Summer Delights at Chipping Campden and Longborough.
A Preview by Roger Jones
Two music festivals in Gloucestershire reach important milestones this year. The small Cotswold town of Chipping Campden is preparing for its tenth festival at the wonderful wool church of St James, and its founder and director, Charlie Bennett is celebrating the occasion with a particularly strong line-up of artists.
There is a strong Schubertian presence at this year’s Festival starting with an all-Schubert piano recital by Paul Lewis on 8th. Mark Padmore joins him the following evening in a recital of Schubert songs including Schwanengesang. On Friday 11th the brilliant young Elias Quartet are joined by cellist Amy Norrington in Schubert’s String Quintet. While the Nash Ensemble come to town the following Friday to play that composer’s Octet in F major.

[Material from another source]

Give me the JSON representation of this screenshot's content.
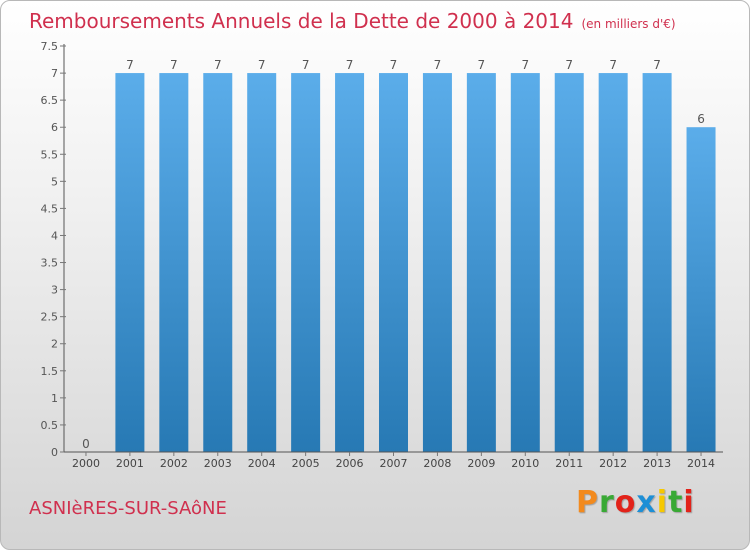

Two pianists come to the Festival on Saturday 12th: Alessando Taverna at lunchtime an Imogen Cooper in the evening. The latter makes no fewer than three appearances at the Festival: the following Tuesday she performs Mozart’s Piano Concerto No 18 with the Chipping Campden Festival Academy Orchestra; and on Thursday 17th she joins soprano Kate Royal in Mozart’s Ch’io mi scordi di te?
Richard Goode is the third of the major pianists to offer a solo piano recital. This is on Wednesday 16th when he will fearure music by Mozart, Chopin and Schumann’s Kreisleriana. And on Thursday 10th Simon Crawford Phillips will partner violinist and violist Lawrence Power in sonatas by Beethoven, Prokofiev and Brahms.
I have already mentioned the Festival Academy Orchestra which offers newly qualified musicians the chance to play alongside and be mentored by experienced players. Under the baton of Thomas Hull and with Ruth Rogers as its leader this ensemble has been one of the notable achievements of the Festival in recent years. Its ambitious third concert provides the finale to the Festival with Brahms’ Symphony No. 1 and the Beethoven Violin Concerto with Anthony Marwood as soloist.
Two other events stand out. Monteverdi’s Selve Morale e Spirituale containing some of the Renaissance composer’s most virtuosic music will be performed by The Sixteen (eight of them, to be precise) plus a small instrumental ensemble conducted by the incomparable Harry Christophers. This event is on Sunday 13th. The following evening the Welsh soprano Elin Manahan Thomas will be singing some of Purcell’s Ayres for the Theatre accompanied by the Academy of Ancient Music.
Lunchtime concerts by up-and-coming musicians are also featured, but the participants have yet to be announced. For further details look at the website www.campdenmusicfestival.co.uk or ring the enquiry line 01386 849018.
Meanwhile, some eight miles away Longborough Festival Opera is preparing for its 21st season with operas by Mozart, Janàček and Wagner.
Over the past three seasons director Jenny Miller and conductor Gianluca Marcianò have focused their attention on Mozart’s operas where Lorenzo da Ponte was the librettist. This time they are collaborating on The Magic Flute, and Longborough will see the return of the Croatian baritone Saso Cano, Elizabeth Donovan (who has sung Dona Anna and Fiordiligi) and Nick Merryweather (an erstwhile Figaro and Don Giovanni). Six performances have been scheduled. (See below.)
The second opera in the season will be Janàček’s Katya Kabanova, with Lee Bisset in the title role and Michael Bracegirdle singing the part of Kuligin. The operation is being masterminded by Jonathan Lyness and Richard Studer who apart from being old Longborough hands are well versed in Janàček’s music having put on The Cunning Little Vixen here in 2008, which was very well received.
Anthony Negus, who has been described as “a British Wagner conductor second to none” by Hugh Canning in the Sunday Times, will be back for Longborough’s production of Götterdämmerung with Alan Privett as its director. The young Estonian Mata Tiri takes on the role of Siegfried with Rachel Nicholls as Brünnhilde. The Negus-Privett partnership has worked wonders with the three preceding operas of Wagner’s Ring cycle and I have high expectations for this one.
Even higher are my expectations for 2013 when the complete Ring Cycle will be performed twice in Longborough’s 500 seater opera house – from June 16th to 22nd, and then from June 28th to July 4th.
This year’s Longborough season concludes in a (slightly) lighter vein with a Young Artists’ Production of Sondheim’s Sweeney Todd directed by Maria Jagusz.
The Magic Flute: June 9, 10 (at 3pm), 12, 13, 15 and 16.
Katya Kabanova: June 26, 27, 29, 30
Götterdämmerung: July 17, 19, 22, 24. Start time: 3.30.
Sweeney Todd: July 28th at 6.30, July 29th at 3.
Full details are available on the Longborough Festival Opera website: www.lfo.org.uk.